Disk I/O as a bottleneck?

Disk I/O as a bottleneck?

guy keren choo at actcom.co.il
Sun May 8 13:21:02 IDT 2011


On Sun, 2011-05-08 at 12:26 +0300, shimi wrote:
> On Sun, May 8, 2011 at 12:01 PM, guy keren <choo at actcom.co.il> wrote:
>         On Sun, 2011-05-08 at 09:57 +0300, shimi wrote:
>         
>         
>         what tends to get worse after the SSD becomes full is writes,
>         not reads.
>         and combinations of reads and writes make things look worse
>         (the writes
>         slow down the reads).
>         
> 
> You're of course correct.

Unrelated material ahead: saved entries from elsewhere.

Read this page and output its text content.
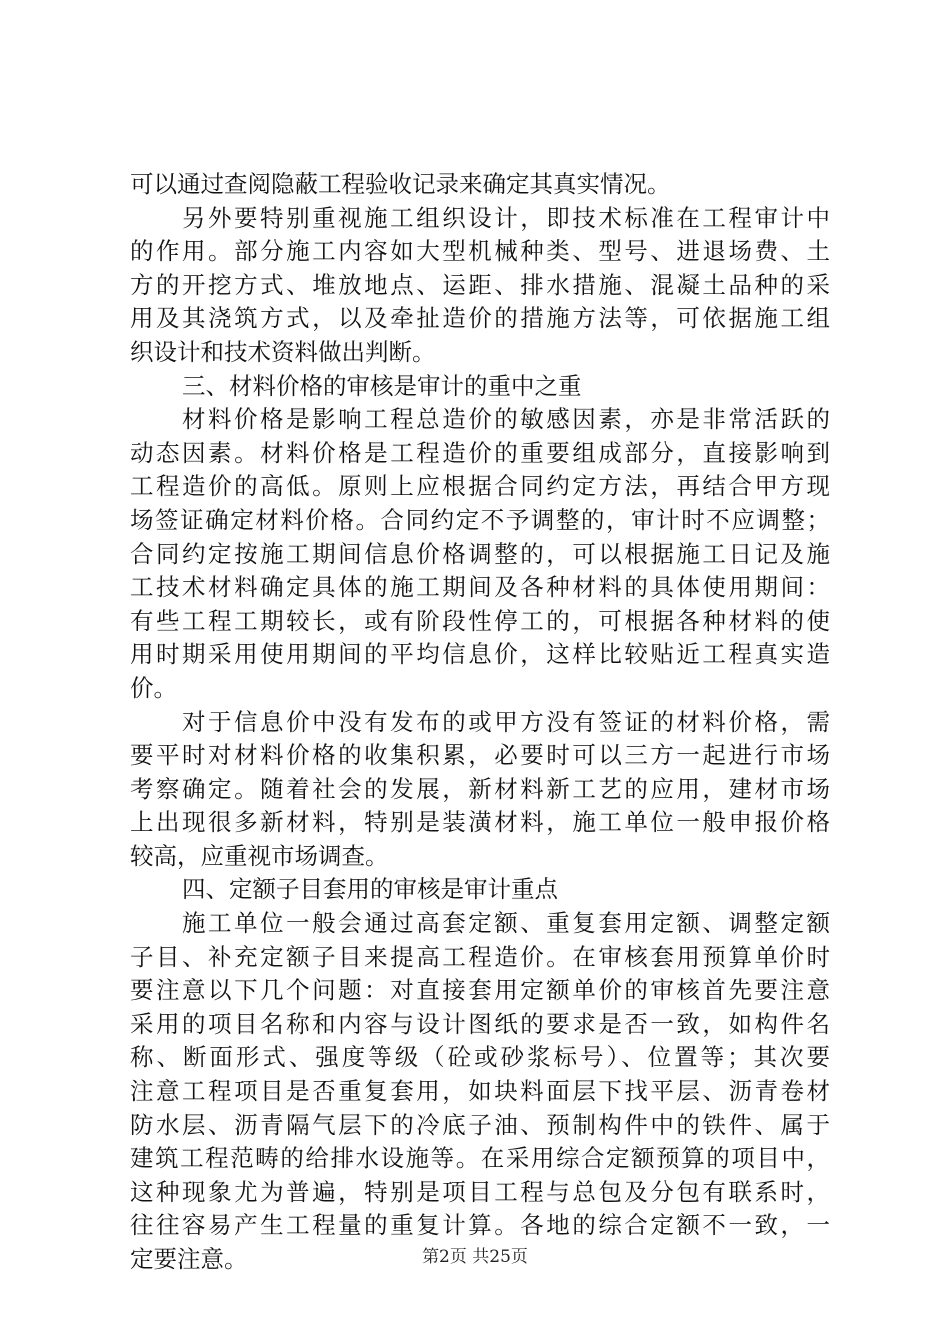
可以通过查阅隐蔽工程验收记录来确定其真实情况。
另外要特别重视施工组织设计，即技术标准在工程审计中
的作用。部分施工内容如大型机械种类、型号、进退场费、土
方的开挖方式、堆放地点、运距、排水措施、混凝土品种的采
用及其浇筑方式，以及牵扯造价的措施方法等，可依据施工组
织设计和技术资料做出判断。
三、材料价格的审核是审计的重中之重
材料价格是影响工程总造价的敏感因素，亦是非常活跃的
动态因素。材料价格是工程造价的重要组成部分，直接影响到
工程造价的高低。原则上应根据合同约定方法，再结合甲方现
场签证确定材料价格。合同约定不予调整的，审计时不应调整；
合同约定按施工期间信息价格调整的，可以根据施工日记及施
工技术材料确定具体的施工期间及各种材料的具体使用期间：
有些工程工期较长，或有阶段性停工的，可根据各种材料的使
用时期采用使用期间的平均信息价，这样比较贴近工程真实造
价。
对于信息价中没有发布的或甲方没有签证的材料价格，需
要平时对材料价格的收集积累，必要时可以三方一起进行市场
考察确定。随着社会的发展，新材料新工艺的应用，建材市场
上出现很多新材料，特别是装潢材料，施工单位一般申报价格
较高，应重视市场调查。
四、定额子目套用的审核是审计重点
施工单位一般会通过高套定额、重复套用定额、调整定额
子目、补充定额子目来提高工程造价。在审核套用预算单价时
要注意以下几个问题：对直接套用定额单价的审核首先要注意
采用的项目名称和内容与设计图纸的要求是否一致，如构件名
称、断面形式、强度等级（砼或砂浆标号）、位置等；其次要
注意工程项目是否重复套用，如块料面层下找平层、沥青卷材
防水层、沥青隔气层下的冷底子油、预制构件中的铁件、属于
建筑工程范畴的给排水设施等。在采用综合定额预算的项目中，
这种现象尤为普遍，特别是项目工程与总包及分包有联系时，
往往容易产生工程量的重复计算。各地的综合定额不一致，一
定要注意。	第2页 共25页
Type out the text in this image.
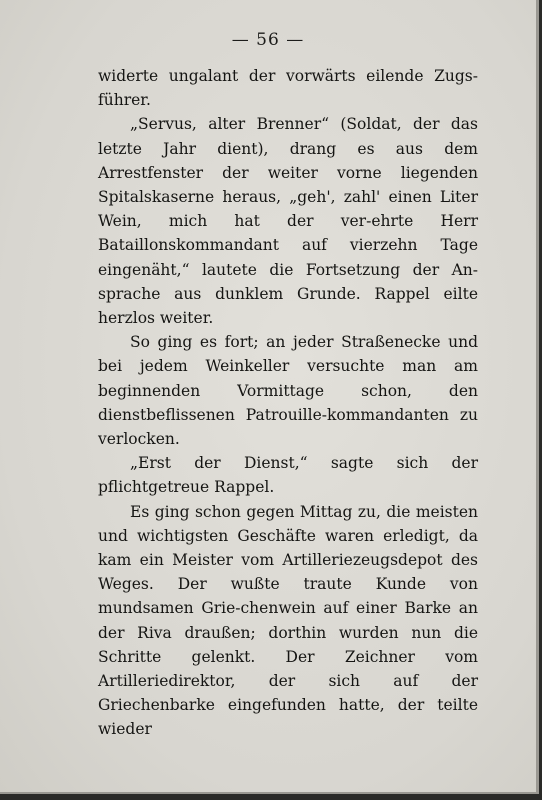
— 56 —

widerte ungalant der vorwärts eilende Zugs-führer.

„Servus, alter Brenner“ (Soldat, der das letzte Jahr dient), drang es aus dem Arrestfenster der weiter vorne liegenden Spitalskaserne heraus, „geh', zahl' einen Liter Wein, mich hat der ver-ehrte Herr Bataillonskommandant auf vierzehn Tage eingenäht,“ lautete die Fortsetzung der An-sprache aus dunklem Grunde. Rappel eilte herzlos weiter.

So ging es fort; an jeder Straßenecke und bei jedem Weinkeller versuchte man am beginnenden Vormittage schon, den dienstbeflissenen Patrouille-kommandanten zu verlocken.

„Erst der Dienst,“ sagte sich der pflichtgetreue Rappel.

Es ging schon gegen Mittag zu, die meisten und wichtigsten Geschäfte waren erledigt, da kam ein Meister vom Artilleriezeugsdepot des Weges. Der wußte traute Kunde von mundsamen Grie-chenwein auf einer Barke an der Riva draußen; dorthin wurden nun die Schritte gelenkt. Der Zeichner vom Artilleriedirektor, der sich auf der Griechenbarke eingefunden hatte, der teilte wieder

Hope this satisfies the issue:
> 
> $ cat test.sh
> #!/bin/sh
> dd if=/dev/zero of=test123456.dat bs=1000000000 count=1
> sync
> 
> $ time ./test.sh 
> 1+0 records in
> 1+0 records out
> 1000000000 bytes (1.0 GB) copied, 3.89247 s, 257 MB/s
> 
> real    0m6.158s
> user    0m0.001s
> sys     0m1.738s
> 
> (obviously dd itself has stuff in RAM. this is why I used time with
> sync after the dd. 1GB in 6.158 seconds is 162MB/s.... not too bad.
> still better than the Samsung F3 which is one of the fastest disks out
> there... same script on that 1TB drive takes 12.239s to complete the
> same task..) 
> 
> 
>         however, if you feel that the system is very fast after one
>         year of use
>         - that's good enough for me.
>         
> 
> I do. And I don't think it's such a difference. Most writes are pretty
> small, and will not halt the system. I think most of the time the
> system is slow due to the heads busy with moving around the platter
> (seek), something that is almost completely eliminated in SSD - and
> *that's* why you have the performance boost. Correct, there are lousy
> SSDs that write very slowly, and then block I/O to the lengthy erase
> process, and will hang the app or the whole bus (depends on the
> controller, I guess?)... but I don't think the X25-E falls under that
> category :)
> 
> 
>         do you have the ability to extract wear leveling information
>         from your
>         SSD? it would be interesting to know whether the drive is
>         being used in
>         a manner that will indeed comply with the life-time expentency
>         it is
>         sold with (5 years?), or better, or worse.
>         
> 
> I don't know, how do you extract such information?
> 
> The rated MTBF of my specific drive is 2 million hours. If I still
> know my math, that's some 228 years....
> 
> -- Shimi

wear leveling has nothing to do with MTBF. once you write ~100,000 times
to a single cell in the SSD - it's dead. due to the wear leveling
methods of the SSD - this will happen once you write ~100,000 times to
all cell groups on the SSD - assuming the wear-leveling algorithm of the
SSD is implemented without glitches.

note that these writes don't come only from the host - many of them are
generated internally by the SSD, due to its wear-leveling algorithms. an
SSD could perform several writes for each host-initiated write operation
on average. intel claims their X25-E has very impressive algorithms in
this regard. it'll be interesting to check these claims with the actual
state of your SSD.


fetching wear-leveling info is SSD-dependent. you'll need to check if
intel provides a tool to do that on linux, for your SSD.